Along with spiffs to increase your AOV, ensure your incentive compensation program has goal congruence. This will generate more revenue, more bottom line. You can also assess your labor expenses and covert as much as possible to a variable cost (part-time tasting room staff) and outsource non-critical functions.

If we reinforce the benefits of the private experiences we offer (less social gathering/social distance), focus on the local guests (those who are in easy travel distance to wine country since they’re not flying off to Europe now), and offer club members to ‘share’ their member benefits with local friends, we can make the most of what traffic we are getting into our tasting rooms.

What if the tasting rooms have to be closed? There are other ways to generate revenue.

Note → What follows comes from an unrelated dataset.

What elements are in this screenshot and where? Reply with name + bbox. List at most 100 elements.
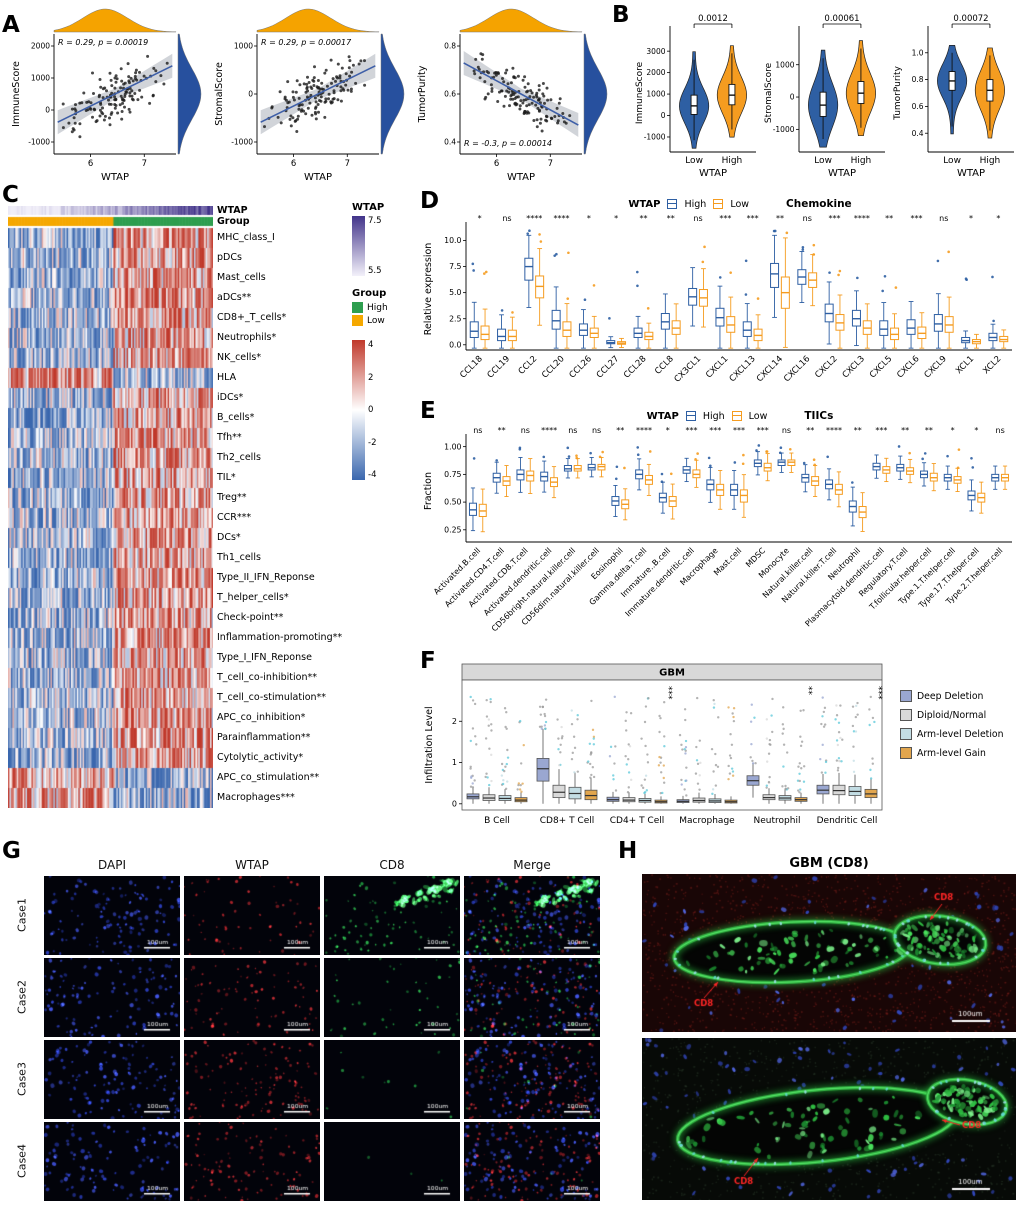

Leverage Phone and Ecommerce Sales

People may not want to leave home, but they do want to drink! Don’t forget about other DTC Sales channels such as phone and e-commerce. Phone sales could mean having a wine club coordinator call a few top members each day to see if they need any wine. Or, a bigger, more coordinated phone campaign could help raise the total revenue. We should be focusing on core, loyal customers (it’s less expensive than getting new ones), and beyond just our wine club members. We can also focus on our Top 50, 100, 500 with account management-type attention. (This is the 80:20 rule – roughly 80% of the effects come from 20% of the causes, so focus on the 20% that will get you the best results.)

WISE is also changing the way we do business by offering video-conferencing for our courses and doing a lot more phone-sales training. We all need to leverage the assets we have in our business to ride out the storm.

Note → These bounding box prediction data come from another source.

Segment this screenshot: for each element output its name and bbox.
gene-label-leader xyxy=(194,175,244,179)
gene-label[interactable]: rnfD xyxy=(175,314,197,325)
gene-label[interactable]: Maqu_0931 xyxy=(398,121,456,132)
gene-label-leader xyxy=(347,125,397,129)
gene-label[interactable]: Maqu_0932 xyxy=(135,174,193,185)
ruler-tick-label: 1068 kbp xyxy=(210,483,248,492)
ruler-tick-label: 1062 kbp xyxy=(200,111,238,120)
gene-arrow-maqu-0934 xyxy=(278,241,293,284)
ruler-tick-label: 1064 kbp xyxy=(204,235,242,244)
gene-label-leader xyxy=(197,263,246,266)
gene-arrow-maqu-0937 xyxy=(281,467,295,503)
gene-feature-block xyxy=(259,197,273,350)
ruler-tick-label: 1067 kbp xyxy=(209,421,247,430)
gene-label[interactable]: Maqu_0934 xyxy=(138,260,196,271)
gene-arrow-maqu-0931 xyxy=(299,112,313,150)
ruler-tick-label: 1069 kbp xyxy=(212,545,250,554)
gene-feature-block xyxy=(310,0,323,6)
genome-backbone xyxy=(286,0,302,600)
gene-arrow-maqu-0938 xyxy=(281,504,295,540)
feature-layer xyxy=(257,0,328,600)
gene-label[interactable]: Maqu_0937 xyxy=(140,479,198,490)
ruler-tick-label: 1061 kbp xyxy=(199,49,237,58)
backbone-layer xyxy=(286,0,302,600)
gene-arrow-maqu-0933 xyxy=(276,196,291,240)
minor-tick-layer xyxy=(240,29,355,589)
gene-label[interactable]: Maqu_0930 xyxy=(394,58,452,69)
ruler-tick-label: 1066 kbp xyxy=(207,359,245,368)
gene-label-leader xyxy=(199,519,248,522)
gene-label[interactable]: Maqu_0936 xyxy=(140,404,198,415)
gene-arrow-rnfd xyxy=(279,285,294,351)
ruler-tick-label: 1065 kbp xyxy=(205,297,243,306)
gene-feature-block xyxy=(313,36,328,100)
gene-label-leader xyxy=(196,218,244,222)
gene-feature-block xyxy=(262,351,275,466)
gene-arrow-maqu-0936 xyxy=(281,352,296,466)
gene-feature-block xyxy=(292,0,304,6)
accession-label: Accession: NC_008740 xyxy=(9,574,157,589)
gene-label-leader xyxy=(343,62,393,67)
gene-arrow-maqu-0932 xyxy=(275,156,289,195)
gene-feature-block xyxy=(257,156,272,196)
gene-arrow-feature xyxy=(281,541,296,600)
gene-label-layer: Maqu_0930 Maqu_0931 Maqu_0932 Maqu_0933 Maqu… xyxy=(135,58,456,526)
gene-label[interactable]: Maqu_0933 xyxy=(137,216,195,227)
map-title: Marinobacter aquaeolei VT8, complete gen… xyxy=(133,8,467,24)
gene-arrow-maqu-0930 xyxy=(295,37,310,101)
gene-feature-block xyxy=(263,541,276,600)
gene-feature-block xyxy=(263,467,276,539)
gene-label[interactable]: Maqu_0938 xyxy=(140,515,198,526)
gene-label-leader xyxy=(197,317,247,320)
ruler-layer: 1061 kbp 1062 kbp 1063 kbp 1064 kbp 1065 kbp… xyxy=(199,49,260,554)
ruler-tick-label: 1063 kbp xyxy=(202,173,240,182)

Find ways to connect with customers/guests online through e-commerce and social media to promote ‘long-distance’ relationships to keep the community feeling connected. Drinking wine and social interactions go hand-in-hand, so let’s find ways to do that… with at least six feet of social distance. Ecommerce sales are also a great way to drive sales. If you don’t regularly email your database, now is the time to start! Emails should have a clear call to action with photography; less text is better. Include an offer to incentivize purchase. Our friends at WineGlass Marketing report that shipping offers regularly outperform discounts.

 Accept Wine Club Cancellations Graciously

We are hearing about an increase in the number of people citing economic issues when canceling their wine club. Remember that people are feeling panicked both by the idea of a pandemic and as they watch the stock market. Be gracious when people cancel and make it easy for them. This will pass and you want them to think of your brand favorably. We can be more proactive with member holds and focus on credit card declines. And, do a come-back campaign after the news has subsided and the markets normalize.

We have survived fires, floods, and power outages. This, too, shall pass, and we will get back to normal. But while we are in the midst of the crisis, let’s use our best sales practices to keep our revenue from falling behind. And think, how many of these ideas are good to do anyway, even if we were not preparing for the next recession? All of them.